Um detrusor completamente não contrátil requer autocateterismo intermitente ou utilização de sonda de demora. É controversa a utilização de antibióticos ou mandelato de metenamina para prevenir infecções do trato urinário em pacientes que necessitam de autocateterismo intermitente, mas provavelmente é indicada se apresentarem infecções do trato urinário sintomáticas frequentes ou próteses valvulares ou ortopédicas. Essa profilaxia não é útil para sondas de demora.

Tratamentos adicionais podem induzir contrações vesicais e promover o esvaziamento da bexiga, incluindo estimulação elétrica e o agonista colinérgico betanecol. Entretanto, o betanecol habitualmente não é eficaz e apresenta efeitos colaterais (ver tabela Medicamentos utilizados para tratar incontinência).

Incontinência refratária

Absorventes, roupas de baixo especiais e autocateterismo intermitente podem ser necessários. As sondas de demora são opções para pacientes que não conseguem andar até o banheiro ou que apresentam retenção urinária e não conseguem realizar o autocateterismo; essas sondas não são recomendadas para incontinência de urgência em razão da possibilidade de exacerbarem as contrações do detrusor. Se a sondagem for necessária (p. ex., para permitir cicatrização de úlcera de decúbito em pacientes com hiperatividade refratária do detrusor), uma sonda fina com um balão pequeno deve ser utilizada para minimizar a irritabilidade e, em consequência, a perda ao redor da sonda.
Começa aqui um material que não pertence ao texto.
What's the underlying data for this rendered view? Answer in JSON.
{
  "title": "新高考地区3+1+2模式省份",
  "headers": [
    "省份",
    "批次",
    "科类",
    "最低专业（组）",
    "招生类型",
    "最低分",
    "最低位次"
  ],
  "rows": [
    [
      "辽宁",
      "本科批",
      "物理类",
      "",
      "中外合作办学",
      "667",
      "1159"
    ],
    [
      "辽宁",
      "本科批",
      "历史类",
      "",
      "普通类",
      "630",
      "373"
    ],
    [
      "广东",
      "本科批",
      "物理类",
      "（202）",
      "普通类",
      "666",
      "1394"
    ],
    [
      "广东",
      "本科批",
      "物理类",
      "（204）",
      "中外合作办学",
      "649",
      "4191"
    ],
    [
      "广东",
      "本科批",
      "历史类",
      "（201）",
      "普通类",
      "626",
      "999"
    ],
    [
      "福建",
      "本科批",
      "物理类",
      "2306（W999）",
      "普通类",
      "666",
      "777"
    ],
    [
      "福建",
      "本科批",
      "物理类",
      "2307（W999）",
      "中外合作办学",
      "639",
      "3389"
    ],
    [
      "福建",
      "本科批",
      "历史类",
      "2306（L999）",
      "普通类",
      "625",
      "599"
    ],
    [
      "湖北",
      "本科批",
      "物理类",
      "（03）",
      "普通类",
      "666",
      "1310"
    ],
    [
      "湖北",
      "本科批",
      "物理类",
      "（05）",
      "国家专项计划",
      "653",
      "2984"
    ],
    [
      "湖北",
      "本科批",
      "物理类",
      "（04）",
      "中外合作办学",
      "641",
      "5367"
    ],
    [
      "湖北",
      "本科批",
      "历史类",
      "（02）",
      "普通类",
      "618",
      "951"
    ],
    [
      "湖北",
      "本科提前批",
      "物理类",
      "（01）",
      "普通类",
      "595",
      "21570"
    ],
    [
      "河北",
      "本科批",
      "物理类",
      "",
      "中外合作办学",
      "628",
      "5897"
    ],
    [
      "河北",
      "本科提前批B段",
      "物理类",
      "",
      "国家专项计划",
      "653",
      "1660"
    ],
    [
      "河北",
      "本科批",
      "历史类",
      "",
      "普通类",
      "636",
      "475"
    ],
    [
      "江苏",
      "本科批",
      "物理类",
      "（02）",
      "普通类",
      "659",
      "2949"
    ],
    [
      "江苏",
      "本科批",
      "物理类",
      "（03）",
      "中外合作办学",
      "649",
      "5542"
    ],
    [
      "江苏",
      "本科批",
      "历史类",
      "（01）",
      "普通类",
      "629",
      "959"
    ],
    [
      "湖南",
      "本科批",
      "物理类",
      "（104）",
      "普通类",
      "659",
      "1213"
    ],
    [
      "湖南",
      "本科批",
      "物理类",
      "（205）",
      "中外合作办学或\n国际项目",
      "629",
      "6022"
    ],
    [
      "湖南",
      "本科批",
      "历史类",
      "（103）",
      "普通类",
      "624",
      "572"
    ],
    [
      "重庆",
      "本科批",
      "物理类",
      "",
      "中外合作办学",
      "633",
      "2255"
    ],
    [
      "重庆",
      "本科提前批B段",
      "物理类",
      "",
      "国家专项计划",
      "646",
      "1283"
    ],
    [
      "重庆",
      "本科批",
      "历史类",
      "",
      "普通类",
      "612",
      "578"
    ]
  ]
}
Para homens que podem aderir ao tratamento, as sondas com preservativos podem ser preferíveis em virtude da redução de risco de infecções do trato urinário; entretanto, esses catéteres podem causar rachaduras na pele e reduzir a motivação de permanecer seco. Novos dispositivos externos de coleta que utilizam sucção de baixa pressão para "absorver" a urina da paciente e colocá-la em um frasco podem ser eficazes para mulheres incontinentes. Se as contrações involuntárias da bexiga persistirem, oxibutinina ou tolterodina podem ser utilizadas. Se a mobilidade for restrita, as medidas para prevenir irritação e rachadura da pele em decorrência da urina são essenciais (ver Prevenção).

Referências sobre o tratamento

  1. 1. Lightner DJ, Gomelsky A, Souter L, et al: Diagnosis and treatment of overactive bladder (non-neurogenic) in adults: AUA/SUFU Guideline Amendment 2019. J Urol 202(3):558-563, 2019. doi: 10.1097/JU.0000000000000309

  2. 2. Staskin D, Frankel J, Varano S, et al: International phase III, randomized, double-blind, placebo and active controlled study to evaluate the safety and efficacy of vibegron in patients with symptoms of overactive bladder: EMPOWUR. J Urol 204(2):316-324, 2020. doi: 10.1097/JU.0000000000000807

  3. 3. Kobashi KC, Albo ME, Dmochowski RR, et al: Surgical treatment of female stress urinary incontinence: AUA/SUFU guideline. J Urol 198(4):875-883, 2017. doi: 10.1016/j.juro.2017.06.061

Pontos-chave

  • Como os pacientes muitas vezes não comentam abertamente que são incontinentes, perguntar sobre isso especificamente.

  • A incontinência não é uma consequência normal do envelhecimento e sempre deve ser investigada.

  • Os 4 tipos de incontinência urinária são urgência, estresse, transbordamento e funcional.

  • Mesmo algumas causas de longa duração da incontinência são reversíveis.

  • Fazer pelo menos exame de urina, cultura de urina, ureia e creatinina e medição do volume residual pós-miccional em todos os pacientes com incontinência.

  • Considerar o treinamento vesical e exercícios de Kegel.

  • Direcionar a terapia medicamentosa para corrigir o mecanismo da disfunção da bexiga.